If there's one thing university students love, it's coffee and brunch. So, one a chilly morning upon our arrival in Glasgow, we headed out to the University District to eat and explore.
Sarah took us through the beautiful Kelvingrove Park which was brimming with life even early in the morning. We headed down the West End to eat at one of Sarah's favourite Brunch spots, Stravaigin.
Stravaigin was a wonderful, hodgepodge of antiques, vintage furniture and Glaswegian knick-knacks.
The menu at Stravaigin is both infused with world flavours and traditional Scottish dishes. We ordered a full Scottish Breakfast and a breakfast bao! And of course, no breakfast would be complete without a cup of tea.

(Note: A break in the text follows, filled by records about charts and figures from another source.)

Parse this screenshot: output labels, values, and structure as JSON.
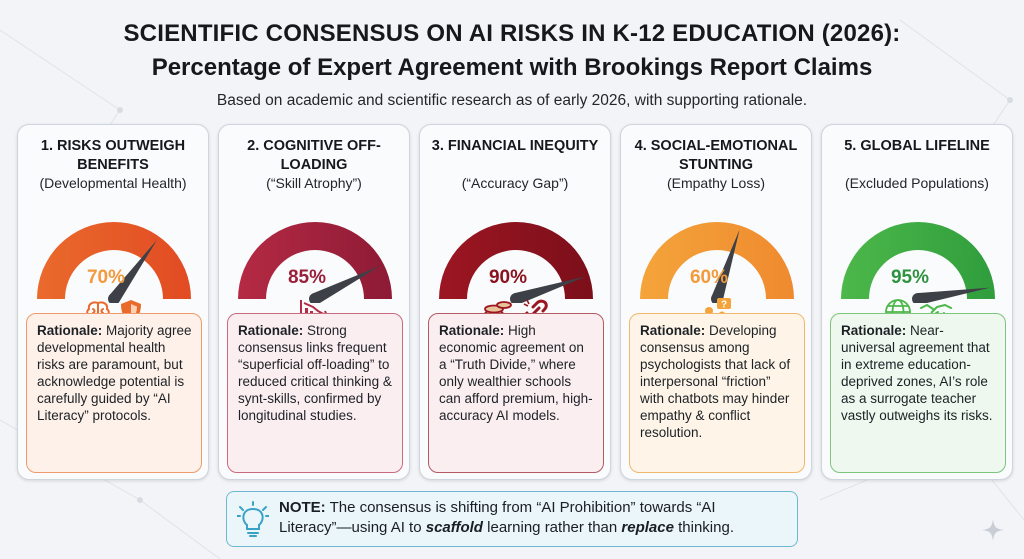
{
  "header": {
    "title_line1": "SCIENTIFIC CONSENSUS ON AI RISKS IN K-12 EDUCATION (2026):",
    "title_line2": "Percentage of Expert Agreement with Brookings Report Claims",
    "subtitle": "Based on academic and scientific research as of early 2026, with supporting rationale."
  },
  "chart_data": {
    "type": "gauge",
    "title": "SCIENTIFIC CONSENSUS ON AI RISKS IN K-12 EDUCATION (2026): Percentage of Expert Agreement with Brookings Report Claims",
    "unit": "%",
    "range": [
      0,
      100
    ],
    "items": [
      {
        "title": "1. RISKS OUTWEIGH BENEFITS",
        "subtitle": "(Developmental Health)",
        "value": 70,
        "label": "70%",
        "color": "#ea6a2c",
        "color_dark": "#e14b23",
        "text_color": "#f39a3d",
        "box_border": "#ee9a6a",
        "box_bg": "#fdf1e9",
        "icons": [
          "brain-icon",
          "shield-icon"
        ],
        "rationale_head": "Rationale:",
        "rationale": " Majority agree developmental health risks are paramount, but acknowledge potential is carefully guided by “AI Literacy” protocols."
      },
      {
        "title": "2. COGNITIVE OFF-LOADING",
        "subtitle": "(“Skill Atrophy”)",
        "value": 85,
        "label": "85%",
        "color": "#b52a44",
        "color_dark": "#8d1a35",
        "text_color": "#9a1f3a",
        "box_border": "#c96b7e",
        "box_bg": "#fbeef1",
        "icons": [
          "declining-chart-icon"
        ],
        "rationale_head": "Rationale:",
        "rationale": " Strong consensus links frequent “superficial off-loading” to reduced critical thinking & synt-skills, confirmed by longitudinal studies."
      },
      {
        "title": "3. FINANCIAL INEQUITY",
        "subtitle": "(“Accuracy Gap”)",
        "value": 90,
        "label": "90%",
        "color": "#9c1622",
        "color_dark": "#7b0f1a",
        "text_color": "#8a1320",
        "box_border": "#b45a63",
        "box_bg": "#faeef0",
        "icons": [
          "coins-icon",
          "broken-link-icon"
        ],
        "rationale_head": "Rationale:",
        "rationale": " High economic agreement on a “Truth Divide,” where only wealthier schools can afford premium, high-accuracy AI models."
      },
      {
        "title": "4. SOCIAL-EMOTIONAL STUNTING",
        "subtitle": "(Empathy Loss)",
        "value": 60,
        "label": "60%",
        "color": "#f4a43a",
        "color_dark": "#ef8a2f",
        "text_color": "#f29a3c",
        "box_border": "#f1b86a",
        "box_bg": "#fef5e8",
        "icons": [
          "people-question-icon"
        ],
        "rationale_head": "Rationale:",
        "rationale": " Developing consensus among psychologists that lack of interpersonal “friction” with chatbots may hinder empathy & conflict resolution."
      },
      {
        "title": "5. GLOBAL LIFELINE",
        "subtitle": "(Excluded Populations)",
        "value": 95,
        "label": "95%",
        "color": "#4cb84a",
        "color_dark": "#2f9d3c",
        "text_color": "#2f9240",
        "box_border": "#7cc67c",
        "box_bg": "#eef8ee",
        "icons": [
          "globe-icon",
          "handshake-icon"
        ],
        "rationale_head": "Rationale:",
        "rationale": " Near-universal agreement that in extreme education-deprived zones, AI’s role as a surrogate teacher vastly outweighs its risks."
      }
    ]
  },
  "note": {
    "head": "NOTE:",
    "text_a": " The consensus is shifting from “AI Prohibition” towards “AI Literacy”—using AI to ",
    "em1": "scaffold",
    "text_b": " learning rather than ",
    "em2": "replace",
    "text_c": " thinking.",
    "icon": "lightbulb-icon"
  }
}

After brunch, we wandered along Gibbson Road, up to the Glasgwegian University campus. The Hunterian museum was closed, but we walked around the main building, through the hallways and by classrooms. The university was built in the mid-fifteenth century making it the second oldest university in Scotland. The buildings were designed in the Gothic Revival style by architect George Gilbert Scott. The buildings are replete with decorative elements, pitched roofs, traceried windows, castle-like towers and parapets. It was more like walking through a castle than walking through a school.
Even in the University, we found insignias with St. Mungo's crest. It was a fun little game to play trying to find these symbols all over the city.
Since the Hunterian was closed, we headed over to the University Memorial Chapel. When we heard the name Chapel, you think of something small, but walking int these doors, nothing about this place felt small.
The chapel was consecrated in 1929 and is dedicated to the former students and staff who died in WWI. One of the most striking things in the chapel is the stained glass windows. They simply glowed in the dark of the wood that covered the rest of the building. The Benedicite Window was designed by Lawrence Lee and installed in 1962, and the other series of ten windows were designed by Douglas Strachan in 1931.
The Benedicite Window stands above the statue of St. Mungo. The window represents the song of creation and thanksgiving. The window echoes down to the viewer the theme of the Chapel itself. Knowledge comes from God and knowledge will also lead man back to God.
I've always loved the choir section of the church. These wooden stalls seats were meticulously carved by Archibald Dawson and his Italian woodcarvers. Some say that these choir stalls are some of his best work of his career. In these seats, the chapel choir sings at services and concerts, and one can only imagine the song they make when they open their mouths.
We wandered through the courtyard and saw students studying under the trees and other tourists looking to get away from the crowds.
Standing here, looking at the pointed steeples and ashy stones, I wish I could have gone to a university like this. It did feel like something out of Harry Potter. Magic around every corner. The Hunterian Museum was closed, but that didn't stop us from poking around the premises. It is one of the most striking interiors.
Even the stairway, with their delicate wrought iron Art Nouveau designs, is so striking. When walked around the locked rooms and heard music coming from the back. There was a little performance going on in a classroom where musicians were performing some of the most lovely Opera music. We stood there and listened quietly, with smiles on our faces.
The Cloisters under Bute Hall are one of the most iconic places in the University and a beautiful place to walk on a sunny day.
But my favourite part of the building was the entryway and staircase inside the George Gilbert Scott Law Building. The Aegean blue of the walls was dotted with gold geometric leaves. A red, blue and gold carpet lined the staircase and the floor leading into the room. It was s upside since we didn't even know it was in here but once you walked in the door it was like finding a shining star hidden in the sky.
There is that crest to St. Mungo! If you're going to Glasgow, knowing the story of St. Mungo's life is really important as he really did leave a mark all over the city!
At the back of the university, there is a stunning view of the rest of the West end of the city. From here we could see the brilliant crimson of the Kelvingrove Museum off in the distance against the emerald green of the trees. Glasgow is Gaelic for "Dear Green Place" and that name has never rung so true as it did in that very moment.